Well obviously you don't ignore the error and continue, and I'm pretty sure gparted already does halt if the sync fails rather than try to run tools on a partition that is not properly synced. If it doesn't that would certainly be a bug that should be fixed, rather than trying to mask it by doing a "test run" sync first, since things can change between then and when you go to do the move. It makes sense to leave the table in the new state if that is the final intended state, but not if it is only a temporary state, such as the union partition used during the move. In that case, it makes sense to roll back, and that is what gparted currently does if there is an error during the actual data move, so it should do the same ( if it doesn't already ) if syncing the table prior to starting the move fails.
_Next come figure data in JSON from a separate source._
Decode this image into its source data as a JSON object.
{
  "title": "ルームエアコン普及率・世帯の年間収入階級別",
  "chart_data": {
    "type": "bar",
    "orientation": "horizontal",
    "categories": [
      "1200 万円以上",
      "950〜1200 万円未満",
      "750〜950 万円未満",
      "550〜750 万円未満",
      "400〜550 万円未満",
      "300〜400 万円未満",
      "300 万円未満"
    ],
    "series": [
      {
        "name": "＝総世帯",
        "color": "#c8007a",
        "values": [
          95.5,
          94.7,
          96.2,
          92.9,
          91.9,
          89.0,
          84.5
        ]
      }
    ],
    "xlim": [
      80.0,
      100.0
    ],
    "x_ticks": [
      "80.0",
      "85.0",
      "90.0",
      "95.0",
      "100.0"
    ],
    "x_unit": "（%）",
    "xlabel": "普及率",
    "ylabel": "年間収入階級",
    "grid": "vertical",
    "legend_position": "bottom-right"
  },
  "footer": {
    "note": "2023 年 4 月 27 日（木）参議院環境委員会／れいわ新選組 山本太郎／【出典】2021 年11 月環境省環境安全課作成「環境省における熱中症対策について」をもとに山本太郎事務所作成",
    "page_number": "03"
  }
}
> Well obviously you don't ignore the error and continue, and I'm pretty > sure gparted already does halt if the sync fails rather than try to run > tools on a partition that is not properly synced. Yes, I agree. If a user disregards the kernel reread failure error and proceeds, then they must accept the consequences. I also believe that GParted correctly halts when the kernel reread failure occurs. I believe intention of first checking is to prevent users from resize/move actions on a device that demonstrates a kernel reread failure. Without this prevention, a user could apply a resize/move operation and would not discover the problem until GParted runs into the error while applying the operation. In this situation, no data should be lost, but the user does have to wait while GParted tries the operation and then finally fails. I guess it boils down to how we want GParted to function. Should gparted: A) let the user queue a resize/move operation and wait until it fails while applying becuase the kernel cannot reread the partition table? Or, B) prevent the user from queuing a resize/move operation because we already know the kernel cannot reread the partition table?
It's a big hammer, but wrapping some sections with: udevadm control --stop-exec-queue udevadm control --start-exec-queue would work; once the device is locked by an invoked tool or the kernel you can leave the critical section.
The patches to address this report have been included in GParted 0.16.2 released on September 18, 2013.
There's now a sane API for this in current udev, and gparted should be adapted to make use of it: simply take a BSD file lock on the main device node of the device in LOCK_EX. udev will also lock the device, and will skip processing it if it cannot get it. Also, udev watches when a process closes the device node after write, and then retrigger the device. Putting this together this is a very simple and natural way to make sure partitioners and udev rule processing don't interfere. Note that you need to take the lock on the "main" device node ("/dev/sda"), i.e. not the partition device nodes ("/dev/sda5").